While my example is graphical, only the SDL frame buffer capability of the GPU is being used. All object rendering computations are done by my CUDA code running on the GPU -- the card doesn't know this is a graphical computation.
The NVIDIA GPU has multiple multiprocessors: 12 on the GeForce 8800 GTS I tested. Each multiprocessor has 8 processors, and with them each multiprocessor can support up to 768 concurrent threads.
Under CUDA the programmer writes a kernel which is the code executed by a single thread. Threads are placed in two or three-dimensional groupings called blocks, and blocks in turn are placed in two-dimensional groupings called grids. The run-time system schedules blocks and grids to run as resources are available. The general computational model is SIMD: the same kernel instructions are executed by all threads. The NVIDIA C compiler supports fairly standard C with branches, loops, etc., but no recursion.
Like the SPUs on the PS3 Cell processor, GPU memory is limited and access to host memory is slow. Data is explicitly moved from the host to the device by the host program. Here data is in device global memory (shared between all multiprocessors), which is still quite slow. The kernel threads can copy data from global memory to shared memory (shared between processors in a single multiprocessor), though shared memory is limited to 16K per multiprocessor.
With this design CUDA is not a practical way to implement a ray-tracer. The 16K shared memory restriction makes realistic world models impractical. It appears the number of threads which can be started simultaneously is constrained by the size of the world state structure:
Here we see that with a small number of objects in the world the program runs faster with shared memory. With a large number of objects in the world it is actually faster without shared memory (and shared memory cannot fit more than 225 objects). The Shared memory speedup is independent of whether all the objects are actually rendered.

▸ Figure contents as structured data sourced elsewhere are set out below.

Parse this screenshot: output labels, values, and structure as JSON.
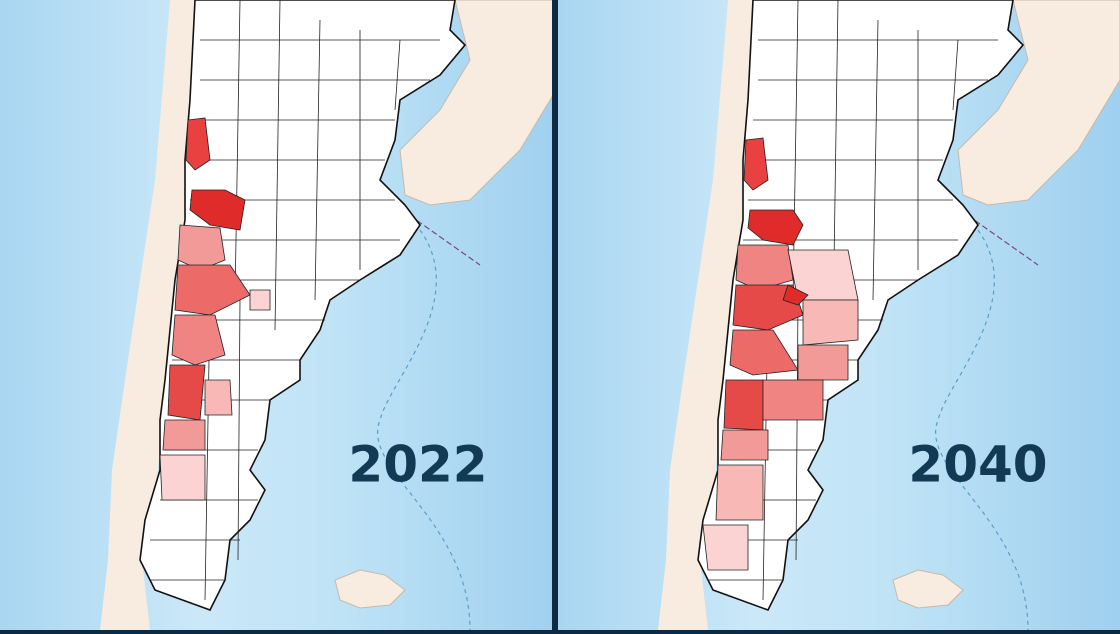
{
  "panels": [
    {
      "label": "2022"
    },
    {
      "label": "2040"
    }
  ]
}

The program bottleneck is not in looping over the objects, but in the speed of access to object data and the number of threads which can be simultaneously started.
Below shows CPU and memory utilization during NVIDIA CUDA GPGPU, generic 1 pthread, and generic 4 pthreads tests. In the CUDA test my ray program used 92% of one CPU and the Xorg X-windows server used 12% of another CPU.
int screenX;
#ifdef USE_OMP
#pragma omp parallel for firstprivate(portPoint)
#endif
for (screenX = 0;
screenX < SCREEN_WIDTH;
screenX++) {
With this change each pixel is rendered by a separate thread, with a maximum
of 4 (the number of cores) running simultaneously. This use of threads is
an alternative to the explicit pthread threading tested above, where a
separate thread
is used per line of the screen. In this case OpenMP is simpler than explicit
threading, though it yields slightly lower performance.
GCC 4.2 also supports OpenMP, but its performance is much worse than Intel.
Threads Frames Per Second ---------------------------- 1 8.5 2 17.4 GPU 16.7
Intel(R) Core(TM) i7 CPU X 980 @ 3.33GHz Linux hex 2.6.35-22-generic #35-Ubuntu SMP Sat Oct 16 20:45:36 UTC 2010 x86_64 GNU/Linux Ubuntu 10.10
This testing was paired with Go ACO TSP.
Here hyper-threading has improved performance for both programs in all configurations. At one core both programs were sped up 28%. At 6 cores ray tracing was sped up 9% versus non-HT, while ACO TSP was sped up 18% versus non-HT. The higher speedup for ACO TSP is expected as it matches the general speedup from increased cores.
Both programs were run with 24 threads in all test configurations. Having more program threads than cores*hardware_threads_per_core is key. Otherwise the OS may schedule multiple threads on the same core while leaving others idle. Linux is hyper-theading aware and attempts to avoid this scheduling problem, but doesn't always get it right. In testing with 6 threads and 6 cores, I saw 28% decreases in performance for both programs when hyper-threading was enabled.
The Intel i7-980X also supports "Turbo Boost", where one core is automatically overclocked when other cores are idle. Turbo boost was disabled for the tests above. With one core and HT disabled, Turbo boost provides a speedup of 8% for both programs. Surprisingly, with six cores and HT enabled (so all cores should be fully utilized) Turbo boost provides a speedup of 5% for both programs.
The OpenCL CPU version provided similar results to the pthreads-generic version tested earlier. With 10 objects in the scene the GPU performance was only slightly better than the CPU version. But as the number of objects increased the GPU version maintained performance much better than the CPU version. This indicates that with low object counts the actual work done by each GPU core is small relative to the setup and copying results back overheads. Yes, a realistic ray tracer would be culling the scene graph so fewer objects would be evaluated for each point. And the GPU version ran out of constant memory above 800 objects. But this is much better scaling and performance than the NVIDIA CUDA test I did a few years ago.